One wonders why were the soldiers allowed to snap happily away? Who was minding these young people? If I was in command, I would confiscate their cameras unless they were to be used at a Sunday picnic. But it seems that they were left to their own limited devices in utter, despicable chaos.
Besides the shocking pictures of the prisoners, the pictures of the soldiers at rest seem to show a frightening level of despondency and moral deterioration. This is also extremely frightening. Is this how the US Army minds its soldiers? Is this how it treats them?
(I insist: bring back the draft. Send every son and daughter of America to that newly minted wasteland, see how fast the outrage about war comes to a boil).
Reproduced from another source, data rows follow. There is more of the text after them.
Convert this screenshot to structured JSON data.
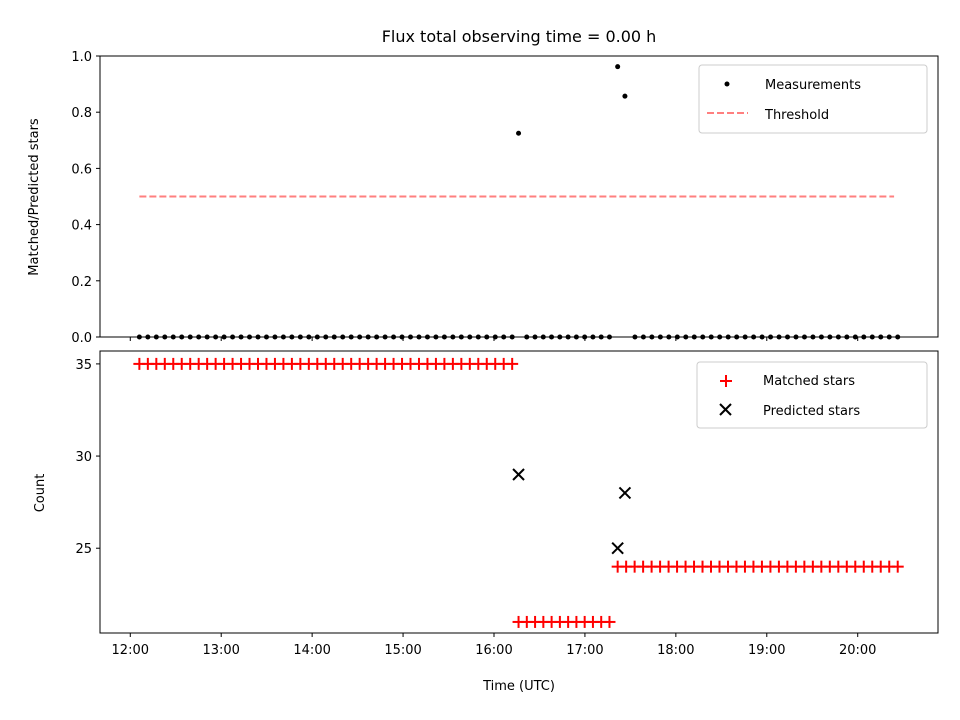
{
  "chart_data": [
    {
      "type": "scatter",
      "title": "Flux total observing time = 0.00 h",
      "xlabel": "",
      "ylabel": "Matched/Predicted stars",
      "xlim": [
        11.667,
        20.883
      ],
      "ylim": [
        0.0,
        1.0
      ],
      "yticks": [
        0.0,
        0.2,
        0.4,
        0.6,
        0.8,
        1.0
      ],
      "ytick_labels": [
        "0.0",
        "0.2",
        "0.4",
        "0.6",
        "0.8",
        "1.0"
      ],
      "xticks": [
        12,
        13,
        14,
        15,
        16,
        17,
        18,
        19,
        20
      ],
      "legend_position": "top-right",
      "series": [
        {
          "name": "Measurements",
          "kind": "points",
          "color": "#000000",
          "groups": [
            {
              "x_start": 12.1,
              "x_end": 16.2,
              "count": 45,
              "y": 0.0
            },
            {
              "x_start": 16.36,
              "x_end": 17.27,
              "count": 11,
              "y": 0.0
            },
            {
              "x_start": 17.55,
              "x_end": 20.44,
              "count": 32,
              "y": 0.0
            }
          ],
          "points": [
            {
              "x": 16.27,
              "y": 0.725
            },
            {
              "x": 17.36,
              "y": 0.962
            },
            {
              "x": 17.44,
              "y": 0.857
            }
          ]
        },
        {
          "name": "Threshold",
          "kind": "dashed-line",
          "color": "#ff7f7f",
          "x": [
            12.1,
            20.4
          ],
          "y": [
            0.5,
            0.5
          ]
        }
      ]
    },
    {
      "type": "scatter",
      "title": "",
      "xlabel": "Time (UTC)",
      "ylabel": "Count",
      "xlim": [
        11.667,
        20.883
      ],
      "ylim": [
        20.4,
        35.7
      ],
      "yticks": [
        25,
        30,
        35
      ],
      "ytick_labels": [
        "25",
        "30",
        "35"
      ],
      "xticks": [
        12,
        13,
        14,
        15,
        16,
        17,
        18,
        19,
        20
      ],
      "xtick_labels": [
        "12:00",
        "13:00",
        "14:00",
        "15:00",
        "16:00",
        "17:00",
        "18:00",
        "19:00",
        "20:00"
      ],
      "legend_position": "top-right",
      "series": [
        {
          "name": "Matched stars",
          "kind": "plus",
          "color": "#ff0000",
          "groups": [
            {
              "x_start": 12.1,
              "x_end": 16.2,
              "count": 45,
              "y": 35
            },
            {
              "x_start": 16.27,
              "x_end": 17.27,
              "count": 12,
              "y": 21
            },
            {
              "x_start": 17.36,
              "x_end": 20.44,
              "count": 34,
              "y": 24
            }
          ]
        },
        {
          "name": "Predicted stars",
          "kind": "x",
          "color": "#000000",
          "points": [
            {
              "x": 16.27,
              "y": 29
            },
            {
              "x": 17.36,
              "y": 25
            },
            {
              "x": 17.44,
              "y": 28
            }
          ]
        }
      ]
    }
  ]
}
Many questions are raised by the testimony of Lynddie England and Sabrina Herman and some of the investigators and interrogators who were involved. Are we supposed to feel sorry for England, a lost, 20 year old girl who was besotted with Charles Graner and allowed herself to pose for humiliating photographs with humiliated prisoners? Are we to feel sorry for Sabrina Herman, who always appears smiling and with a thumbs up in front of hooded, naked prisoners, or most notoriously, a dead one? She can explain and rationalize away all she wants, but it is hard to contradict the picture with sympathy. She seems to be having fun. There seems to be not a glimmer of conscience or revulsion or sympathy in the picture takers and the posers. The nazis documented everything because as Germans they have an obsession with order, but also because they were convinced of their victory and they wanted to build their legacy, it was a point of pride. This is not the case here. The case here is a dreadful combination of ignorance, degradation, burnout and boredom, of banality in the face of horrible circumstances, of lack of discipline, of the absence of human decency.
The soldiers rationalize by saying, well, we didn't beat them or kill them, we didn't harm them. But of course they did. Morris makes clear that in the Army's eyes many of these humiliations are harmless and standard operating procedure. Yet they look like torture to us, innocent civilians that we are.
Can a soldier in wartime say: "I refuse to carry out these orders"? The soldiers are brainwashed to think that disobeying orders can cost their buddies' lives. The cowards who made these soldiers do their dirty bidding knew this and abused this trust. None of them has been charged with anything.
Still, it's hard to be sympathetic to the soldiers. Americans are famously obsessed with right and wrong. Every freaking popular narrative that comes from this country's collective unconscious is about heroes and villains. There barely seems to be another narrative going on. So how come it gets fuzzy all of a sudden? How come now our soldiers, raised on a diet of superheroes, can't tell right from wrong? How come we are expected to justify the most villainous, cowardly evil perpetrated by us, purehearted seekers of justice that we are? How is it that we have fallen to the basest levels of barbarity, in a par with those of our vaunted enemies? How is it that we are emulating beasts like Saddam Hussein now?
The movie is hard going, but it is fascinating. Just when you think things cannot get any worse, out come the human pyramid, the forced masturbation, the unleashing of attack dogs. Morris insists on showing the most disgusting and disturbing photographs, which is completely right. We have to see. We have to see what we've become.